この会議は、平成31年1月に高知県内12JAと中央会・連合会が統合した県下全域を管轄とする「JA高知県」の組成を前に、各JAの青申会と記帳代行業務の統一を目的とした会議で、そこであらためて担当者の業務認識を統一するために標記の講演を行わせてもらった。
出席者は県内12JAから20名、県と普及所から3名、電算C、(株)ソリマチなど事務局合わせ31名となった。

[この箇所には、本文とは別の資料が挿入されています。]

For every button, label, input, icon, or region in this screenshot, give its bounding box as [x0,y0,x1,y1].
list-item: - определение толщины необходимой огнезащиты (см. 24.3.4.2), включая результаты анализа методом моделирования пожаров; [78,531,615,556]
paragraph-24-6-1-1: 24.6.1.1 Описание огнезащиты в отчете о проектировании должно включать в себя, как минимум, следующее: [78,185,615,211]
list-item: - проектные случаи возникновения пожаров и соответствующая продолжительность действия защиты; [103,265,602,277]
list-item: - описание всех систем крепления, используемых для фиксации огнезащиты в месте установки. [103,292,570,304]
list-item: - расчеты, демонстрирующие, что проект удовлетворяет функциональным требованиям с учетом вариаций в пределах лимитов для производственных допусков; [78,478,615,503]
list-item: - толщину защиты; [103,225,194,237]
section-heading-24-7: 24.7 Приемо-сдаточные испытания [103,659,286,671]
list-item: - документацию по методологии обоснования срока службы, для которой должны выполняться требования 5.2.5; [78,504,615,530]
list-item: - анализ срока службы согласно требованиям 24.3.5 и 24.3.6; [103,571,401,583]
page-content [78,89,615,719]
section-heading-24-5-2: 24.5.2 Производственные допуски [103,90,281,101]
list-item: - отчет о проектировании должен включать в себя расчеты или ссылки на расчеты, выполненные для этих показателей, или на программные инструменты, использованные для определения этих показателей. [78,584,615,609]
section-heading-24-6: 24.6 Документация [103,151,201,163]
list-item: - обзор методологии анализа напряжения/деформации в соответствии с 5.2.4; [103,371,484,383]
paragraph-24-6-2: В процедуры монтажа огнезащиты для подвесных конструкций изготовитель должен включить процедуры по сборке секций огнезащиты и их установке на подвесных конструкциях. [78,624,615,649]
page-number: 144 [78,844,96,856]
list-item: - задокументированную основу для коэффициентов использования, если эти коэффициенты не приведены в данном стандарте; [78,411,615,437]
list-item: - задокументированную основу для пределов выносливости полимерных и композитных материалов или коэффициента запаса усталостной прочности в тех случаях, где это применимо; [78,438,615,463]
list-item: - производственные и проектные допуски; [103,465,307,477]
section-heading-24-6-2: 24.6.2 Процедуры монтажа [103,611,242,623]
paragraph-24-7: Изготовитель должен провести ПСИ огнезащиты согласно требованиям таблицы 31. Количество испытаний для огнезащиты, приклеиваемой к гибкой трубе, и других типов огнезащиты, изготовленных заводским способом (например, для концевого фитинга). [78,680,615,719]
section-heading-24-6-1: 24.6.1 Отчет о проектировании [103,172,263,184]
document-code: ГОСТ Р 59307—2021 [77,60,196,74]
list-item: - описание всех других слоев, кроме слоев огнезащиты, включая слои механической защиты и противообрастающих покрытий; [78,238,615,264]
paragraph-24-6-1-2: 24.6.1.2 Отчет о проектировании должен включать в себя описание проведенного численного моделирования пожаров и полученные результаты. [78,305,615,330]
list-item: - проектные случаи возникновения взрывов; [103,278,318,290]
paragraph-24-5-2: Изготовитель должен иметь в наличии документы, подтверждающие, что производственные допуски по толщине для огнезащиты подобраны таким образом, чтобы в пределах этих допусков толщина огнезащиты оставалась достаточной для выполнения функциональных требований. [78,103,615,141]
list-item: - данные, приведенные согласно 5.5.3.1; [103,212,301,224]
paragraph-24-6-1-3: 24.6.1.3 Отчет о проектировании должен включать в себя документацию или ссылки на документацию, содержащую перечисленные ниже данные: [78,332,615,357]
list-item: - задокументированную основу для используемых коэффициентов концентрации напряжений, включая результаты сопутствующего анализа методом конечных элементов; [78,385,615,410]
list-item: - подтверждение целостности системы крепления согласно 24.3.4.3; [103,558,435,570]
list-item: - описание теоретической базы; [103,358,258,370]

全体の内容としては当研究所のほか、県内の先進JAであるJA四万十の取り組みの報告があった。

【全体内容】
①JAにおける農家所得向上に向けた体制構築のポイントについて(木下)
②JA四万十における農業経営管理支援の取り組みについて(北村嘉臣 班長)
③JA高知県が目指す農業経営管理支援の在り方と検討スキーム(中央会 山之内次長)

【講演のアンケート】
全体:大変良かった59%、良かった36%、普通5%、いまいち0%、悪い0%

【講演について】
・経営管理支援の意義や目的について、丁寧に解りやすく説明していただいた。経営支援業務に携わる実務者にとってとても参考になると思いました。
・本当の支援とは、こちらが全てやるのではないと、大変参考になりました。
・少し難しかったように思えます。取組の視点が明確になり良かったです。
・経営分析、コンサルの考え方がよくわかりました。
・今後の経営支援活動を推進するにあたり講演や先進地の活動を聞かせていただき大変良かった。
・今後の経営支援活動にあたり考え方、持って生き方等勉強になりました。
・木下氏の講演は、現在抱えている課題と今後の展開にむけて参考になる部分が多かった。
・木下代表による講義は、非常に学ぶ事が多かったです。どこまでできるか・・・。また持ち帰り、自JAで出来る事から実践してまいります。JA四万十の取り組みについては素晴らしく、上と同様実践してまいります。
・講師のお話は大変良かったと思います。しかしながら実行に移すにはまだまだと感じました。現状は資料1-2のとおりです。
・先生の講演でこちらから、できないから全部作成するでなく農家自身にやってもらう重要さがあらためて大切であることが分かった。何事にも当てはまるのではないか。
・ヒント ウェイト、効率性、コンサルとの境界、比較、マインド、フォロー、モチベーション。精神論的な部分が大きく現場課題を解決できるかどうか。
・税務支援のための記帳代行ではなく、経営支援のための記帳代行、経営支援におけるティーチングとコーチングの考え方、解りやすくてよかった。
・今後の取り組みを進める時の参考になりました。
・資料1-2はまさに当てはまることで現在取組を行うにあたって、行き詰まっていることについてのヒントが多く、今後の自分の仕事の進め方に大変参考になりました。
・農家が自分で課題を持つことが大切だと思いました。目標を持ってもらうようにしたいと思います。
・経営分析を行うにあたって「仮設の提供」を意識していきたいと思いました。
・経営分析と経営コンサルの区分について再認識ができたこと。経営分析を広範囲の担い手に実施することによって不振農家対策につながることでもある。
・経営分析の面談を行う時には、農家本人から改善点や目標を引き出すことが大事である。
・両講義とも大変参考になりました。
・良かったところとして、具体的な内容。解りやすかった。悪かったところ、特になし。
・全体を通じて、進行がはやいのでもう少しスピードダウンしていただけたらと感じました。
・大変解りやすかったです。
・木下さんの話は2回目の受講となりました。演習が多かったので前回のように図も入れての説明が解りやすかったかな。

【経営支援事業の課題】
・記帳代行と経営支援のつなぎは上手にやる必要があると感じました。
・体制整備と職員の資質向上を行わなければならない。
・体制が厳しいです。
・生産者との信頼関係
・組織全体の意識改革が必要
・今回の研修を通じ、支援体制にとりくめるよう検討していきたい。
・収集データがデータとして活用ができているかどうか。
・記帳代行、経営支援を本格的に行うには増員が必要。
・サポート体制(担当者ほか)
・資料1-2の内容全てです。
・研修会と記帳代行との業務分担
・分析結果を他部署と共有出来ていない。
・不振農家対策んお事業見直し
・データの活用について未だ仕切れたいない点が多いと思うので、品目担当等と話し合って活用のひな形づくりをしていかなければならないと思います。
・専門知識を持った職員の育成(特に品目栽培と簿記等の税務支援に必要な知識両面で)。金融と経済の人事交流が必要。
・統一JA後に、申告の支援業務が同じサービスを提供できるのか?
・経営支援をするには人員が足りない。
・経営指導をしていく上では、データ収集が必要であるので、経営支援をしていないJAとしては農家の理解と信頼を築くために、支援に対する対価を充分に説明する必要があると思います。新たに記帳代行を行う場合の研修会を開催する場合、畜産、果樹、野菜等各品目別の仕訳方法も研修内容に入れてほしい。

 

高知のJAグループは、多くのJAで随分前から記帳代行を取り組んでいるところであり、全体的にも意識が高いと感じます。また、統一JAを前に、殆どの担当者が前向きで協力的だったことが非常に印象でした。
これも、これら全体の動きをうまくまとめている、高知県中央会の手腕によるものだと感心させられた次第です。

最後になりましたが、中央会の徳弘部長と山之内次長、また打ち合わせほか多々ご助言頂いた電算Cの宗石次長、大変お世話になりました。JA高知の経営支援事業の更なるご発展を祈ります。